識別谷歌街景圖片中的字母
https://github.com/lijingpeng/kaggle/tree/master/competitions/image_recognize
street-view-getting-started-with-julia 讓我們從谷歌街景的圖片中鑑定字母,這個題目是讓我們學習和使用Julia,Julia有python和R的易用性,有C語言的速度,無奈對Julia不是很熟悉,所以還是想用python來試試。
import cv2
import numpy as np
import sys
import pandas as pd
我們希望所有的圖片最後存儲在一個numpy的矩陣當中,每一行爲圖片的像素值。

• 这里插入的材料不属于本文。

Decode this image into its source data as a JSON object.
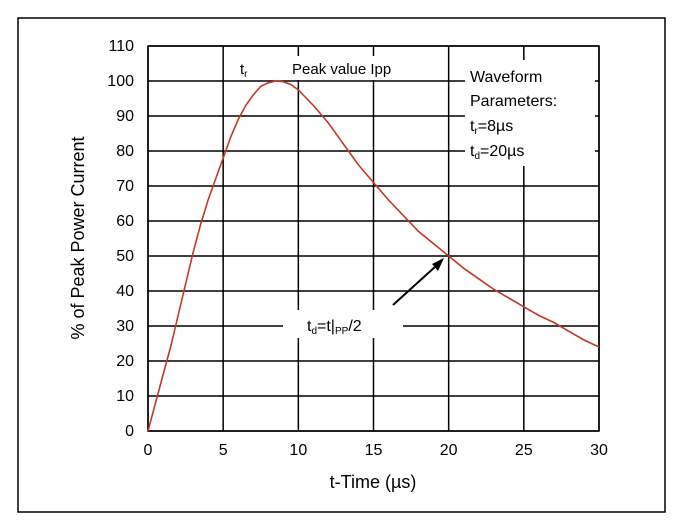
{
  "chart_data": {
    "type": "line",
    "xlabel": "t-Time (µs)",
    "ylabel": "% of Peak Power Current",
    "xlim": [
      0,
      30
    ],
    "ylim": [
      0,
      110
    ],
    "xticks": [
      0,
      5,
      10,
      15,
      20,
      25,
      30
    ],
    "yticks": [
      0,
      10,
      20,
      30,
      40,
      50,
      60,
      70,
      80,
      90,
      100,
      110
    ],
    "grid": true,
    "line_color": "#c0392b",
    "series": [
      {
        "x": [
          0,
          0.5,
          1,
          1.5,
          2,
          2.5,
          3,
          3.5,
          4,
          4.5,
          5,
          5.5,
          6,
          6.5,
          7,
          7.5,
          8,
          8.5,
          9,
          9.5,
          10,
          11,
          12,
          13,
          14,
          15,
          16,
          17,
          18,
          19,
          20,
          21,
          22,
          23,
          24,
          25,
          26,
          27,
          28,
          29,
          30
        ],
        "y": [
          0,
          8,
          16,
          24,
          33,
          42,
          51,
          59,
          66,
          72,
          78,
          84,
          89,
          93,
          96,
          98.5,
          99.5,
          100,
          99.8,
          99,
          97.5,
          93,
          88,
          82,
          76,
          71,
          66,
          61.5,
          57,
          53.5,
          50,
          46.5,
          43.5,
          40.5,
          38,
          35.5,
          33,
          31,
          28.5,
          26,
          24
        ]
      }
    ],
    "annotations": {
      "tr_main": "t",
      "tr_sub": "r",
      "peak_label": "Peak value Ipp",
      "params_title_1": "Waveform",
      "params_title_2": "Parameters:",
      "param1_main": "t",
      "param1_sub": "r",
      "param1_rest": "=8µs",
      "param2_main": "t",
      "param2_sub": "d",
      "param2_rest": "=20µs",
      "td_main": "t",
      "td_sub1": "d",
      "td_mid": "=t|",
      "td_sub2": "PP",
      "td_rest": "/2"
    }
  }
}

爲了得到統一的表達呢,我們將RGB三個通道的值做平均得到的灰度圖像作爲每個圖片的表示:
# typeData 爲"train"或者"test"
# labelsInfo 包含每一個圖片的ID
# 圖片存儲在trainResized和testResized文件夾內
def read_data(typeData, labelsInfo, imageSize):
labelsIndex = labelsInfo["ID"]
x = np.zeros((np.size(labelsIndex), imageSize))
for idx, idImage in enumerate(labelsIndex):
# 得到圖片文件名並讀取
nameFile = typeData + "Resized/" + str(idImage) + ".Bmp"
img = cv2.imread(nameFile)
# 轉化爲灰度圖
temp = np.mean(img, 2)
# 將圖片轉化爲行向量
x[idx, :] = np.reshape(temp, (1, imageSize))
return x
預處理訓練集和測試集
imageSize = 400
trainlabels = pd.read_csv("trainLabels.csv")
testlabels = pd.read_csv("sampleSubmission.csv")
# 得到訓練集的特徵
xTrain = read_data('train', trainlabels, imageSize)
# 得到測試集的特徵
xTest = read_data("test", testlabels, imageSize)
預覽數據:
print trainlabels.head(2)
print testlabels.head(2)
ID Class
0 1 n
1 2 8
ID Class
0 6284 A
1 6285 A
yTrain = trainlabels["Class"]
yTrain = [ord(x) for x in yTrain]
模型訓練
隨機森林
使用隨機森林進行訓練,樹的個數和深度需要多次調解尋求最佳值
from sklearn.ensemble import RandomForestClassifier
%time rfc = RandomForestClassifier(n_estimators = 500, max_features = 50, max_depth=None)
rfc.fit(xTrain, yTrain)
CPU times: user 121 µs, sys: 367 µs, total: 488 µs
Wall time: 494 µs
RandomForestClassifier(bootstrap=True, class_weight=None, criterion='gini',
max_depth=None, max_features=50, max_leaf_nodes=None,
min_samples_leaf=1, min_samples_split=2,
min_weight_fraction_leaf=0.0, n_estimators=500, n_jobs=1,
oob_score=False, random_state=None, verbose=0,
warm_start=False)
預測
將訓練後的模型應用到測試集上,並保存結果:
predTest = rfc.predict(xTest)
predResult = [chr(x) for x in predTest]
testlabels["Class"] = predResult
testlabels.to_csv("rf_500_50_result.csv",index = None)
結果
使用50顆樹進行訓練,提交kaggle之後準確率約爲0.40
改用300顆樹進行訓練,提交kaggle之後準確率爲0.46695
改用500顆樹進行訓練,深度爲10,提價kaggle後準確率爲0.40,估計出現了過擬合
改用500顆樹進行訓練,不設置深度,提價kaggle後準確率爲0.47480
貝葉斯
from sklearn.naive_bayes import GaussianNB as GNB
model_GNB = GNB()
model_GNB.fit(xTrain, yTrain)
predTest = model_GNB.predict(xTest)
predResult = [chr(x) for x in predTest]
testlabels["Class"] = predResult
testlabels.to_csv("gnb_result.csv",index = None)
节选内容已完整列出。